In order to aid measuring the real execution time on the real board with the GEMM implemented in FPGA, we have implemented a cycle-accurate model of the GEMM Acc in FPGA. It behaves identical to the GEMM ACC described in lab 3 in terms of timing. However, the GEMM ACC does not compute any output, when done it simply sets back the LSB of the CSR. Again, it does not compute anything. Whatever is written into the scratchpad remains in there. Note also, that the GEMM ACC while having a 512kByte SRAM address range, it is internally implemented as a 64kByte SRAM that just mirrors the same content every 64kByte. Since we don’t model functionality anyway, this should not matter.

Memory Map

Due to system constraints, the address map is slightly different than modeled. The base address is different, and SRAM comes first while MMRs follow. This is due to restrictions of the base address of the SRAM scratchpad.

Base address: 0x41780000

Address Space Offset Name Description
0x00 - 0x7FFFF DATA GemmProc ScratchPad (512KByte)
0x80000 CSR The control and status register
0x80004 PC Current Descriptor / Instruction (Read Only) starting with 1
0x80008 01_MA_START_ADDR Start address of MA
0x8000C 01_MB_START_ADDR Start address of MB
0x80010 01_MC_START_ADDR Start address of MC
0x80014 01_MA_NR_ROW Number of rows in MA
0x80018 01_MB_NR_ROW Number of rows in MB and number of columns in MA
0x8001C 01_MB_NR_COL Number of columns in MB (Note that MC’s dimensions will be [01_MA_NR_ROW][01_MB_NR_COL])
0x80020 01_INST_NEXT reference to next instruction (set to 0)
0x80024 … 02_* second descriptor (not implemented)

Data Panel

Address: 4178_0000h base + 0h offset = 4178_0000h

image

Control Panel

Address: 4178_0000h base + 8_0000h offset = 4180_0000h

image

How to Adjust for the difference in Memory Map

Suggested Method 1

We recommend you keep everything stable on your main branch. Therefore, create a new branch for the address modification. In this case, you should test both your HW and SW implementation on your development environment before running such a task on jenkins since memory operations are much easier to observe on QEMU and HW_testbench.

Method 2

To account for this, check for GEMM_ACC_FPGA preprocessor directive.

#ifdef GEMM_ACC_FPGA
/* define base and offets based on FPGA emulation */ 
#else
/* define base and offets based on SystemC */
#endif

ifdef checks whether the GEMM_ACC_FPGA token has been #defined earlier (either in file or command line). If so, it includes everything between it and the closing #else or, if no #else is present, the closing #endif. (see 1 and 2).
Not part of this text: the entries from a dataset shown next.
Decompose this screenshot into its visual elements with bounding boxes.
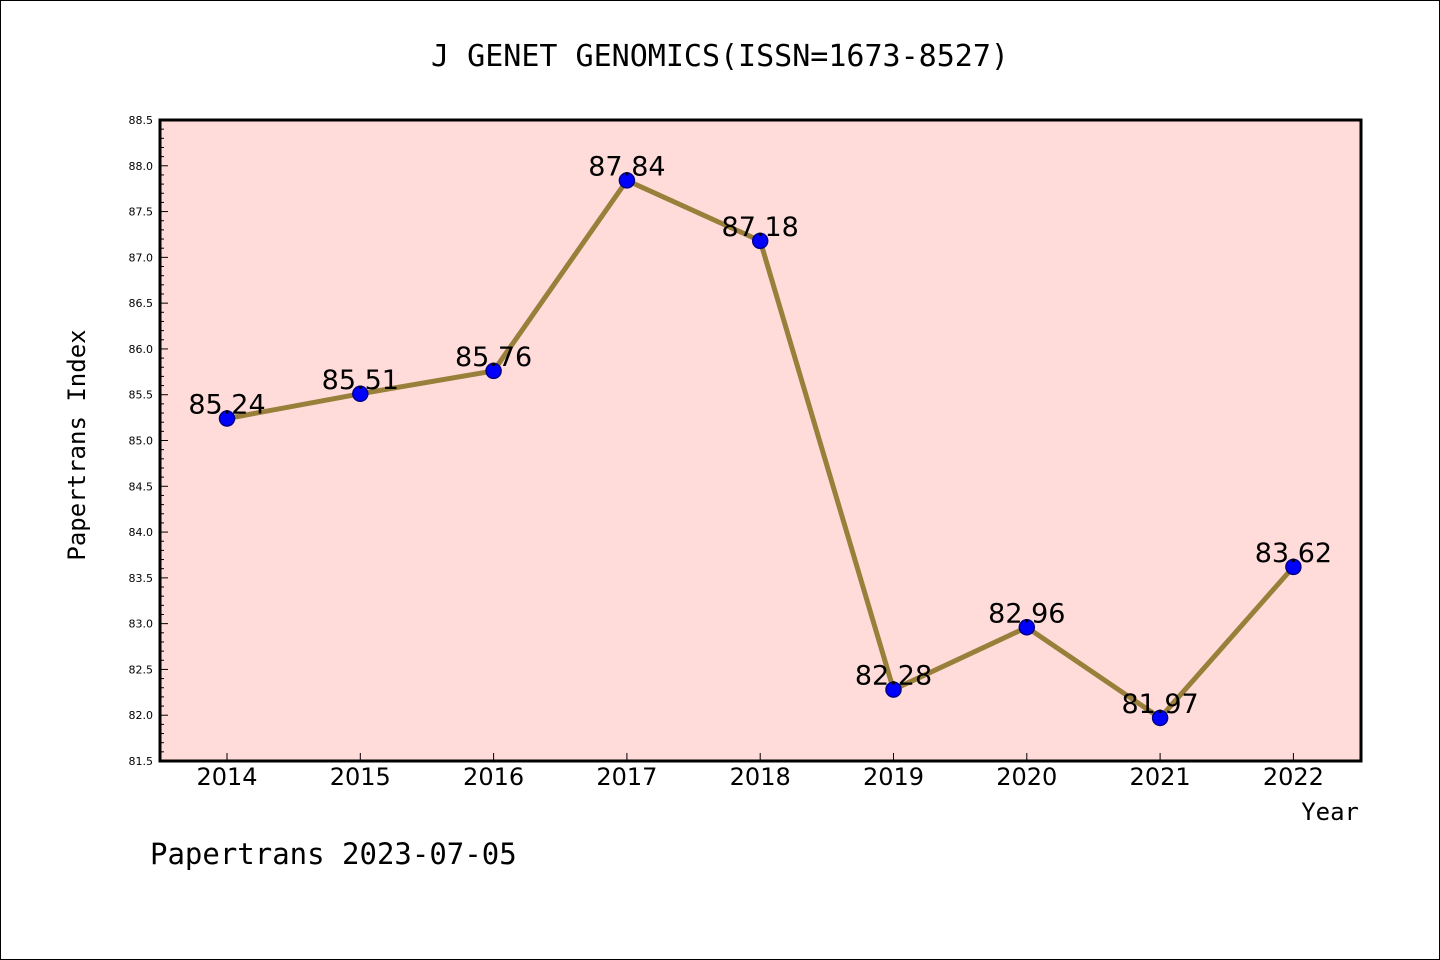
data-label: 83.62 <box>1255 538 1332 569</box>
x-tick-label: 2021 <box>1130 763 1191 791</box>
y-tick-label: 87.0 <box>129 251 154 264</box>
data-labels: 85.24 85.51 85.76 87.84 87.18 82.28 82.96 81.97… <box>188 151 1332 720</box>
data-label: 87.84 <box>588 151 665 182</box>
y-tick-label: 88.0 <box>129 160 154 173</box>
data-point <box>1018 619 1036 636</box>
data-label: 82.28 <box>855 661 932 692</box>
y-tick-label: 86.0 <box>129 343 154 356</box>
y-tick-label: 82.5 <box>129 663 154 676</box>
x-tick-label: 2018 <box>730 763 791 791</box>
y-tick-label: 85.5 <box>129 389 154 402</box>
y-tick-label: 83.0 <box>129 618 154 631</box>
x-tick-label: 2020 <box>996 763 1057 791</box>
x-tick-label: 2019 <box>863 763 924 791</box>
y-tick-label: 84.5 <box>129 480 154 493</box>
x-axis: 2014 2015 2016 2017 2018 2019 2020 2021 2022 <box>196 753 1324 791</box>
data-point <box>751 232 769 250</box>
series-markers <box>218 172 1302 727</box>
x-tick-label: 2022 <box>1263 763 1324 791</box>
plot-area <box>158 118 1363 763</box>
y-tick-label: 86.5 <box>129 297 154 310</box>
x-tick-label: 2015 <box>330 763 391 791</box>
data-label: 85.24 <box>188 390 265 421</box>
data-point <box>618 172 636 189</box>
data-point <box>1285 558 1302 576</box>
data-label: 85.51 <box>322 365 399 396</box>
x-tick-label: 2016 <box>463 763 524 791</box>
data-point <box>885 681 902 698</box>
y-tick-label: 88.5 <box>129 114 154 127</box>
data-label: 82.96 <box>988 598 1065 629</box>
data-point <box>1151 709 1169 727</box>
y-axis: 81.5 82.0 82.5 83.0 83.5 84.0 84.5 85.0 85.5 86.0… <box>129 114 168 768</box>
data-label: 85.76 <box>455 342 532 373</box>
y-tick-label: 81.5 <box>129 755 154 768</box>
data-label: 81.97 <box>1121 689 1198 720</box>
footer-text: Papertrans 2023-07-05 <box>150 837 517 871</box>
data-label: 87.18 <box>722 212 799 243</box>
y-axis-label: Papertrans Index <box>63 329 91 560</box>
x-tick-label: 2017 <box>596 763 657 791</box>
y-tick-label: 87.5 <box>129 206 154 219</box>
y-tick-label: 83.5 <box>129 572 154 585</box>
y-tick-label: 85.0 <box>129 435 154 448</box>
chart-title: J GENET GENOMICS(ISSN=1673-8527) <box>431 39 1009 74</box>
y-tick-label: 84.0 <box>129 526 154 539</box>
x-axis-label: Year <box>1301 798 1359 826</box>
y-tick-label: 82.0 <box>129 709 154 722</box>
data-point <box>218 410 236 427</box>
x-tick-label: 2014 <box>196 763 257 791</box>
data-point <box>352 385 369 403</box>
data-point <box>485 362 502 380</box>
To compile with the flag, add an additional argument to gcc.

gcc -DGEMM_ACC_FPGA ...

Running the Code on Jenkins

Introducing the new job.

A new job on marble-jenkins called project_target_hwacc has already been created for each Team. This is the basic structure for you to test your SW implementation on a real zedboard with time-accurate HW GEMM Accelerator attached. image

Check the configuration before emitting the task.
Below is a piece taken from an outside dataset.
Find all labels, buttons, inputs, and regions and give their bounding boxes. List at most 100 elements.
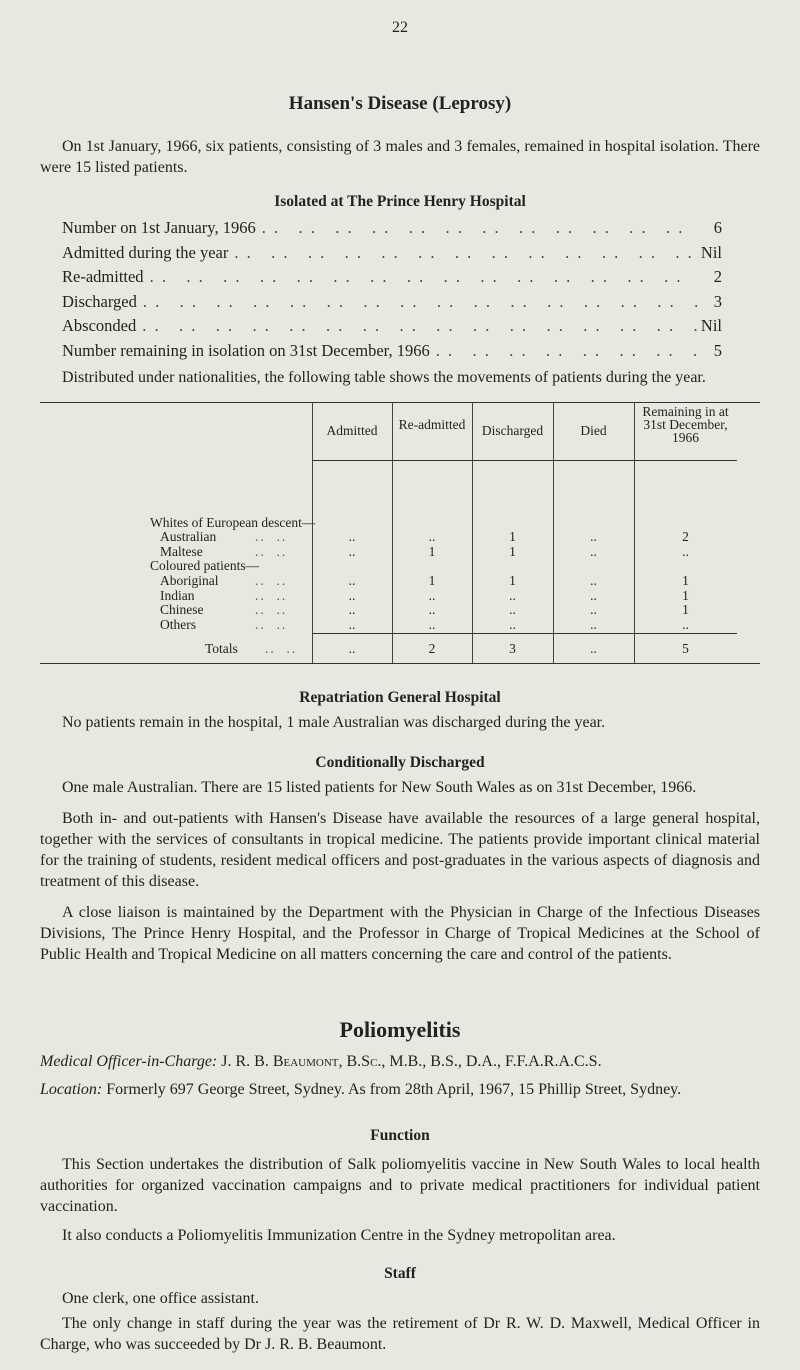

The most important items are the Branch Specifier and Execute shell - Command. The comments inside Execute shell would be helpful if you need to modify the instructions for jenkins to do. (e.g. profiling, copy files.) image image * All your changes to the job configuration will be archived in the job history.

Multiple configuration.

If you are not satisfied with the provided job, or there are multiple configurations you need to run, duplicate this and create your own task.

  1. Create a New Item under your TeamN folder. image
  2. Enter a new job name, and copy the configuration from project_target_hwacc. image

Other suggestion

Try to run and profile gemm_tb first as almost nothing needs to be changed other than the address of registers. It should be easy to get the timing result and calculate the speedup etc. darknet application we modified, on the other hand, needs to be further optimized (especially the output layer and picture-render) due to the pseudo returned data we got from the HW GEMM Accelerator.